How to run a python file using cron jobs
Hi I have created a python file for example as file_example.py
The file will output the sensex value
Suppose the path of the file on linux system is /Desktop/downloads/file_example.py
and I normally will run the file like python file_example.py
But I want to set a cron job to run the python file every 2 min which is located at the above path
Can anyone please let me know how to do this
Edited Code:
I had edited the code and created a bash script with the name test.sh as indicated below
#!/bin/bash
cd /Desktop/downloads/file_example.py
python file_example.py 2>log.txt
When I run the above file, the following error is displayed:
sh-4.2$ python test.sh
File "test.sh", line 3
python test.py 2>log.txt
^
SyntaxError: invalid syntax
Assuming you are using a unix OS, you would do the following.
edit the crontab file using the command
crontab -e
add a line that resembles the one below
*/2 * * * * /Desktop/downloads/file_example.py
this can be used to run other scripts simply use the path to the script needed i.e.
*/2 * * * * /path/to/script/to/run.sh
An explanation of the timing is below (add a star and slash before number to run every n timesteps, in this case every 2 minutes)
* * * * * command to be executed
- - - - -
| | | | |
| | | | ----- Day of week (0 - 7) (Sunday=0 or 7)

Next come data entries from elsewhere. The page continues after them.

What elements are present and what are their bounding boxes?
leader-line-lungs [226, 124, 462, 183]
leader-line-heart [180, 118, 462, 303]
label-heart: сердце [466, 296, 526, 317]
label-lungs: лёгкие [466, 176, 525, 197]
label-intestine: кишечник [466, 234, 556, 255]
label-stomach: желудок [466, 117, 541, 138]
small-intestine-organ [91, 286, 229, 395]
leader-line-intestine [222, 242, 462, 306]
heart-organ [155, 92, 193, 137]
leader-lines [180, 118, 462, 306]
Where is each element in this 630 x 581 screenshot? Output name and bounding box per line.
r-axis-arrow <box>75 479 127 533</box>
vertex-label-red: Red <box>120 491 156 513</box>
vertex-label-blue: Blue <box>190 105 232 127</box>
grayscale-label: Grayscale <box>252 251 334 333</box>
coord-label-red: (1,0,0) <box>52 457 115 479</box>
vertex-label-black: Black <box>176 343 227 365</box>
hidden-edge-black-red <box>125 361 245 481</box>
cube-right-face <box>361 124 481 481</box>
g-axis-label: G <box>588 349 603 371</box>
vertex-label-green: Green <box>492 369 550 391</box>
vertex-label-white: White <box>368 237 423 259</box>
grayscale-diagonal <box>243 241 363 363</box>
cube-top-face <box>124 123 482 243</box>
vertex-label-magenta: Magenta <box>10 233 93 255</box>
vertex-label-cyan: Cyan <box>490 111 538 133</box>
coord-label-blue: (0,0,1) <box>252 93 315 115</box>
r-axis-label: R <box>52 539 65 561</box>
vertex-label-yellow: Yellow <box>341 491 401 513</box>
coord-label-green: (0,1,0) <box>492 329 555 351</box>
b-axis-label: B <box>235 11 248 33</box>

| | | ------- Month (1 - 12)
| | --------- Day of month (1 - 31)
| ----------- Hour (0 - 23)
------------- Minute (0 - 59)
You can use python-crontab module.
https://pypi.python.org/pypi/python-crontab
To create a new cron job is as simple as follows:
from crontab import CronTab
#init cron
cron = CronTab()
#add new cron job
job = cron.new(command='/usr/bin/echo')
#job settings
job.hour.every(4)